As mãos dele deslizaram pelo meu pescoço, escaldantes. Ele apertou suavemente os polegares contra minha garganta e jogou minha cabeça um pouco mais para trás. Senti seus lábios pressionando os meus com tanta, tanta força que foi maior do que qualquer descoberta naquela noite. Ele conseguiu silenciar qualquer xingamento que estivesse perto de minhas cordas vocais. As mãos dele desceram até meus ombros, escorregaram pelos meus braços e detiveram-se no final de minhas costas. Pequenos calafrios de pânico e prazer tomaram conta de meu corpo quente e suado e aquele foi meu pretexto.

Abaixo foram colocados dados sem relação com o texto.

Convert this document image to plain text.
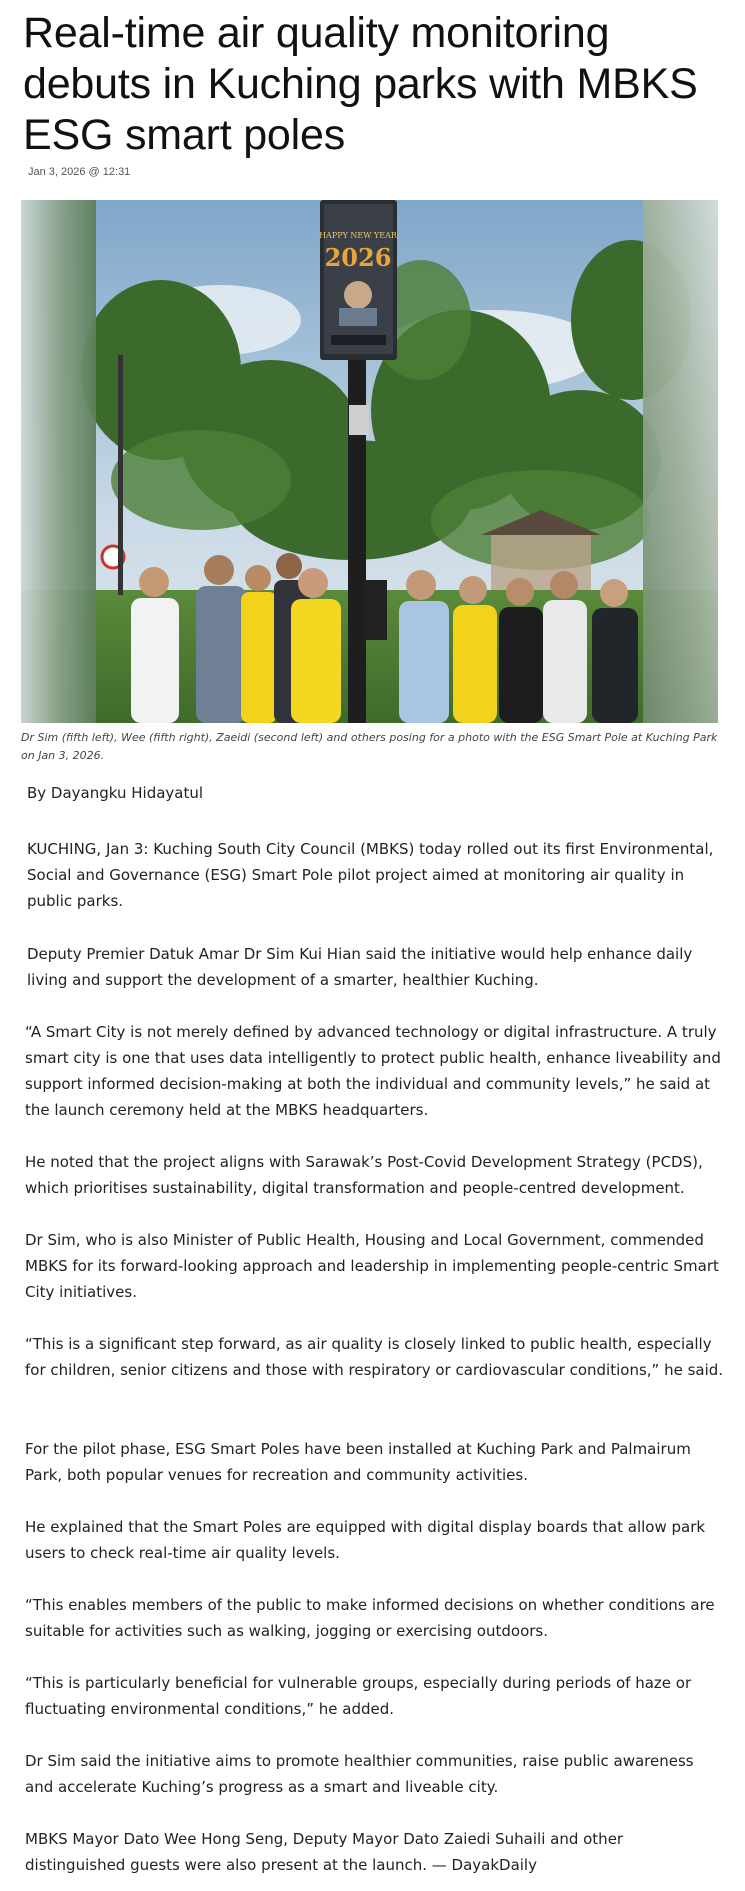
Real-time air quality monitoring debuts in Kuching parks with MBKS ESG smart poles
Jan 3, 2026 @ 12:31
HAPPY NEW YEAR
2026
Dr Sim (fifth left), Wee (fifth right), Zaeidi (second left) and others posing for a photo with the ESG Smart Pole at Kuching Park on Jan 3, 2026.
By Dayangku Hidayatul

KUCHING, Jan 3: Kuching South City Council (MBKS) today rolled out its first Environmental, Social and Governance (ESG) Smart Pole pilot project aimed at monitoring air quality in public parks.

Deputy Premier Datuk Amar Dr Sim Kui Hian said the initiative would help enhance daily living and support the development of a smarter, healthier Kuching.

“A Smart City is not merely defined by advanced technology or digital infrastructure. A truly smart city is one that uses data intelligently to protect public health, enhance liveability and support informed decision-making at both the individual and community levels,” he said at the launch ceremony held at the MBKS headquarters.

He noted that the project aligns with Sarawak’s Post-Covid Development Strategy (PCDS), which prioritises sustainability, digital transformation and people-centred development.

Dr Sim, who is also Minister of Public Health, Housing and Local Government, commended MBKS for its forward-looking approach and leadership in implementing people-centric Smart City initiatives.

“This is a significant step forward, as air quality is closely linked to public health, especially for children, senior citizens and those with respiratory or cardiovascular conditions,” he said.

For the pilot phase, ESG Smart Poles have been installed at Kuching Park and Palmairum Park, both popular venues for recreation and community activities.

He explained that the Smart Poles are equipped with digital display boards that allow park users to check real-time air quality levels.

“This enables members of the public to make informed decisions on whether conditions are suitable for activities such as walking, jogging or exercising outdoors.

“This is particularly beneficial for vulnerable groups, especially during periods of haze or fluctuating environmental conditions,” he added.

Dr Sim said the initiative aims to promote healthier communities, raise public awareness and accelerate Kuching’s progress as a smart and liveable city.

MBKS Mayor Dato Wee Hong Seng, Deputy Mayor Dato Zaiedi Suhaili and other distinguished guests were also present at the launch. — DayakDaily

Brian tinha limitado o beijo. O olhar cortante sobre o meu dissipava. Eu não conseguia sentir nada por Brian além de um prazer flamejante que se estabelecia dentro de meu peito.Sentir a proximidade de nossos corpos em meio a escuridão do quarto só me deixava mais desesperado. Eu reconhecia o peito dele subindo e descendo, pressionado ao meu. Era difícil ter que disfarçar o que eu sentia vontade de fazer naquele momento. Era clichê, muito, mas a sensação do "eu não me importo" me dominava agora. Eu realmente não me importava com o que havia acontecido e nem com o que viria.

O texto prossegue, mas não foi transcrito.